FALMOUTH — Speakers at School Board meetings are now prohibited from discussing school employees and must limit their comments to three minutes.
The School Board unanimously approved a new public comment policy Tuesday night, and amended a policy governing use of employee computers.
Besides the ban on comments about School Department employees, the revised public comment policy prohibits “vulgar, profane, obscene, threatening, or disruptive” statements; provides speakers no more than three minutes to speak unless an extension is granted, and prohibits “spontaneous comments from the audience.”
The change is an attempt to corral speakers who engage in what board members believe is disruptive and abusive speech. The new policy requires speakers to comply or risk being told to leave the meeting.
It also prohibits employees from discussing matters for which other, more appropriate forums are provided, such as the grievance procedures in the teachers’ union contract.
The new policy also allows the chairman or chairwoman to interrupt and cut off speakers whose comments are “outside the purpose and scope of this policy.”
Discussion of the policy was brief during the meeting, where two technical amendments also passed unanimously. One member of the public commented on the policy change, suggesting that the time allowed to speakers be extended from three minutes to five.

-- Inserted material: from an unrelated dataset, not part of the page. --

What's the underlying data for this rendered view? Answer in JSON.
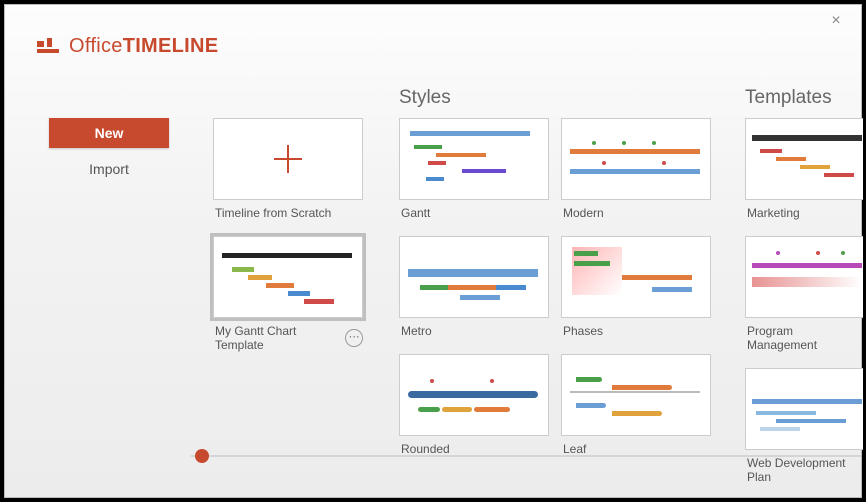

In addition to the public participation policy, the board unanimously approved a new employee computer and Internet use policy that specifically prohibits advocacy of non-school sponsored organizations and political or religious views.
This comes after elementary school Principal Karen Boffa sent emails to teachers and other school staff advocating for what she called “school-friendly” candidates in the local June election.
The policy also prohibits using the school’s computers to raise funds for non-school related groups; to promote businesses, sell articles or services, and to solicit membership into any non-school-sponsored organizations.
Violators will be subject to “disciplinary action, up to and including termination.”
Before this change, the policy did not include specific prohibitions on political advocacy, requiring only that employees refrain from using school computers to “proselytize, advocate or communicate the views of an individual or non-school-sponsored organization.”
There was only brief discussion of the policy change, which passed unanimously.